Appuyées par la FLEM, les PVH du Kasaï et du Katanga scellent l’unité de deux régions par une rencontre sportive

Catégorie
Image
Salutations d'avant match entre athlètes
Salutations d'avant match entre athlètes

Par Laurent OMBA

A la suite de la conférence intercommunautaire entre Kasaiëns et Katangais pour la cohabitation pacifique et harmonieuse, la Fondation lève-toi et marche (FLEM), chapeauté par la Sœur Liliane Mujing, a organisé, mardi 17 mai 2022 au Club MIBA de Mbuji-Mayi, une rencontre sportive amicale de volley-ball assis entre les Personnes vivant avec handicap (PVH) de deux communautés.

Les PVH du Katanga ont été plus fortes que celles du Kasaï, battues 3 sets à 0. Elles ont cependant l’occasion de prendre leur revanche ce mercredi 18 mai à 15h lors de la manche retour, organisée à l’initiative de la gouverneure ai du Kasaï Oriental, Jeannette Longa, qui a annoncé sa présence aux côtés des 90 autres invités du Protocole d’Etat.

«A l’initiative de la FLEM, la gouverneure appuie cette idée de réconciliation entre les deux provinces via les PVH. Cette rencontre s’est déroulée dans un climat de paix et dans la bonne ambiance entre les athlètes de ces deux régions», a rapporté Amedée Chapenda, Assistant financier et administratif de la FLEM, ému de vivre comment «les PVH de Mbuji-Mayi ont été valorisées».

De son avis, cette valorisation des personnes handicapées fait «ouvrir une porte pour la prise en compte du handisport par le ministère provincial et surtout la prise en compte du handisport à travers le programme du nouveau gouverneur élu et qui sera défendu d’ici juillet». Dans ce contexte, a souligné Amedée Chapenda, le cahier des charges de la Ligue handisport de Mbuji-Mayi tombe à pic.

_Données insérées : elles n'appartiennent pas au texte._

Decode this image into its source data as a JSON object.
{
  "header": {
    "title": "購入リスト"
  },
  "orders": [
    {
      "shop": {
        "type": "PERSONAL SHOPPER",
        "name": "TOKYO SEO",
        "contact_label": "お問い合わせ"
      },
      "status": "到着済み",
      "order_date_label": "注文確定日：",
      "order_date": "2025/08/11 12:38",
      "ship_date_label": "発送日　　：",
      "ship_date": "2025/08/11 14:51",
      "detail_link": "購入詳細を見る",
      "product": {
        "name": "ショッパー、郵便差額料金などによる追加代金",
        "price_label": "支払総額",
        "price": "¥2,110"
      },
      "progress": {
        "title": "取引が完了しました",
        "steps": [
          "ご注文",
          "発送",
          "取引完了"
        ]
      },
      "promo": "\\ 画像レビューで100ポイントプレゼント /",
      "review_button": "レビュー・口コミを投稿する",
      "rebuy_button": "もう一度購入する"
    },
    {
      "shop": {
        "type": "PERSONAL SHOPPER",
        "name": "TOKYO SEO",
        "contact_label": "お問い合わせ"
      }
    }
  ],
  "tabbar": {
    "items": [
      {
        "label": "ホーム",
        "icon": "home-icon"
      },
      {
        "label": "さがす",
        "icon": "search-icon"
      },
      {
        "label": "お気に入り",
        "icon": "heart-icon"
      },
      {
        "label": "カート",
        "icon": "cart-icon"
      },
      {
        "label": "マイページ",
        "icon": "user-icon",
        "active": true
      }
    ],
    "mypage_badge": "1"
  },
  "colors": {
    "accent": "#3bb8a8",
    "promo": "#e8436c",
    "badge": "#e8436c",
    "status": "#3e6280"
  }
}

A quelques instants de boucler sa mission dans le Kasaï, la délégation de la FLEM, dont le siège est établi à Lubumbashi, s’est dite «satisfaite» pour avoir «atteint notre objectif: prôner le vivre ensemble entre les Communautés du Katanga et du Kasaï. 

Les PVH ont démontré qu’il est possible de se rendre à Mbuji-Mayi, y vivre avec nos frères pendant une semaine. Elles ont démontré par leur expérience, la fausseté des pensées selon lesquelles il est impossible pour les Katangais et les Kasaïens de vivre ensemble dans une région comme dans l’autre».

En plus, Amedée Chapenda a fait noter qu’«avec la FLEM, qui vise la paix dans toute ses dimensions, nous avons prouvé que le sport est un moyen de cohésion sociale. Du point de vue politique, nous sommes satisfaits de l’appropriation de l’activité par le gouvernement provincial à travers l’implication du ministère des sports du Kasaï. Ce qui augure une prise en compte des activités sportives des personnes handicapées».